Eigentlich regte er sich mehr darüber auf, dass diese Frau, die er vorher noch
nie gesehen hatte, es geschafft hatte, ihn zu verunsichern, als über ihr
ungewöhnliches Verhalten.
    »Das heißt also, Sie wollen keinen Sekt?«, fragte sie ihn fast
ungläubig.
    »Nein, möchte ich nicht!

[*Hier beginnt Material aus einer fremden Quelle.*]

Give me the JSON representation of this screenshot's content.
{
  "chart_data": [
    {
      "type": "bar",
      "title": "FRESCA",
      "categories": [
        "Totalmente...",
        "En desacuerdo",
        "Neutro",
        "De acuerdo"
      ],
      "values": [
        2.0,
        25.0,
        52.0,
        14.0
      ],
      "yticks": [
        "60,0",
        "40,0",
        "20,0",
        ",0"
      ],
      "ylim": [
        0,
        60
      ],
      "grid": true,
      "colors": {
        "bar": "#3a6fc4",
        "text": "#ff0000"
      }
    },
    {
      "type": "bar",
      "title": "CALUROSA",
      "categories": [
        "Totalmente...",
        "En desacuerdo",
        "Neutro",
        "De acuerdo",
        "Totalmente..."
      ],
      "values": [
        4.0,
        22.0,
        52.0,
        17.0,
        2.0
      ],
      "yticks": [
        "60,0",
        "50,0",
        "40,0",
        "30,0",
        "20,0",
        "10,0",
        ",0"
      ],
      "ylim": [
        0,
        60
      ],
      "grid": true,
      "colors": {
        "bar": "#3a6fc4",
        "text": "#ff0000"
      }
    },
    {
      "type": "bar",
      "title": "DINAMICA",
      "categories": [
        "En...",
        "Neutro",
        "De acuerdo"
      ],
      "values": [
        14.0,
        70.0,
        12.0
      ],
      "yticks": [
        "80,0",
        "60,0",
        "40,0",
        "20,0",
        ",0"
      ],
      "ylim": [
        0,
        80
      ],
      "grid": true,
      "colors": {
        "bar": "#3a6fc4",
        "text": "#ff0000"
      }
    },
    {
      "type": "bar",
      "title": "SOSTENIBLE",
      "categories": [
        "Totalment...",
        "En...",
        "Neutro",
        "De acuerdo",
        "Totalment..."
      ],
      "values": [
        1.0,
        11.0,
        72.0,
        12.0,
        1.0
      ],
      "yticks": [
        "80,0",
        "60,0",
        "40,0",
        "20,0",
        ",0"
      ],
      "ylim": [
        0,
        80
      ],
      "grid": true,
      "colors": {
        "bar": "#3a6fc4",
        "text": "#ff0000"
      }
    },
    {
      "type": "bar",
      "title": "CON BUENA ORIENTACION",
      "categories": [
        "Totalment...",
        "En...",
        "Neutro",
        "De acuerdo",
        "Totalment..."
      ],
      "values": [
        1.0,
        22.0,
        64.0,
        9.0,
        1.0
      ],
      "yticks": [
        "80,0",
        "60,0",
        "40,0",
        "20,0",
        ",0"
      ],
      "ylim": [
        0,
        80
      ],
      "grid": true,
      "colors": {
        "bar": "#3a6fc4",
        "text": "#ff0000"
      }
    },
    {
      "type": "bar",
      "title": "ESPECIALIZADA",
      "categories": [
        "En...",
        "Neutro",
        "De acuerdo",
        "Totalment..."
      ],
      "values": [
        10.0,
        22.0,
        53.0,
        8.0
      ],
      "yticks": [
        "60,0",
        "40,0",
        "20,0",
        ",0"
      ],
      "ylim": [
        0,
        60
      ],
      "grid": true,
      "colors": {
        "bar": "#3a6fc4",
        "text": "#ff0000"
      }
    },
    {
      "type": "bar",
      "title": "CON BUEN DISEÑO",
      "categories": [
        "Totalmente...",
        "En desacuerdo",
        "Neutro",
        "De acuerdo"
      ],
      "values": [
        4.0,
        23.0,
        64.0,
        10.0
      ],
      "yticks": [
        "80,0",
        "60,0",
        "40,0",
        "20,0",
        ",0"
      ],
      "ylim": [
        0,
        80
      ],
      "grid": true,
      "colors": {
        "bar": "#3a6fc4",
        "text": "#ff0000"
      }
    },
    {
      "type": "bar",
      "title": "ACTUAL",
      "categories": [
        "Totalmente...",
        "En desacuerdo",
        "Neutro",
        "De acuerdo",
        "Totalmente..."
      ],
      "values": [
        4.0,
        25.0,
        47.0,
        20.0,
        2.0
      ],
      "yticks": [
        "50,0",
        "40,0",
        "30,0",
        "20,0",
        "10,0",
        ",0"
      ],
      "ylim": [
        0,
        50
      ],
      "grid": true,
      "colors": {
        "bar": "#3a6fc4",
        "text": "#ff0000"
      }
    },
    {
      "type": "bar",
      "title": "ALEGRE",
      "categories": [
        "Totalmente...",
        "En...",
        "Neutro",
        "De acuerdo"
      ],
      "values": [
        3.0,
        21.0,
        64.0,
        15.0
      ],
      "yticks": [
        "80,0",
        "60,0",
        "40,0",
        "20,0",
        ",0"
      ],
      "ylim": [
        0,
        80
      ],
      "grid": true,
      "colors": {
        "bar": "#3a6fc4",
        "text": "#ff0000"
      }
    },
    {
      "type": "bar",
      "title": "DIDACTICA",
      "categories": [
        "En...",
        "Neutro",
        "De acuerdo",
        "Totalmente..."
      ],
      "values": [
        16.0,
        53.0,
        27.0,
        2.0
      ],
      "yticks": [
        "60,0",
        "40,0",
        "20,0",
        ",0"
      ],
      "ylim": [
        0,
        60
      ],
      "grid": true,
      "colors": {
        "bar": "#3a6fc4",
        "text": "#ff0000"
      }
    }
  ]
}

Wir sind nämlich im Dienst und dürfen schon
aus diesem Grund keinen Alkohol trinken«, erwiderte er schnell und warf
Lagerfeld einen autoritären Blick zu, da dieser schon im Begriff war, die
Einladung anzunehmen. »Bitte, Frau Rast, wir wären Ihnen wirklich sehr
verbunden, wenn Sie uns alles über Ihren Mann erzählen würden. Außerdem müssen
wir natürlich feststellen, wo Sie die letzten vierundzwanzig Stunden gewesen
sind, um Sie als Verdächtige ausschließen zu können. Und glauben Sie mir,
Ehefrauen, die sich Trauergefühlen über den Tod ihres Ehegatten entziehen, so
wie Sie, sind sehr verdächtig.«
    »Sehr verdächtig«, echote Lagerfeld versichernd hinterher, während
er versuchte, sich auf seinen Notizblock zu konzentrieren.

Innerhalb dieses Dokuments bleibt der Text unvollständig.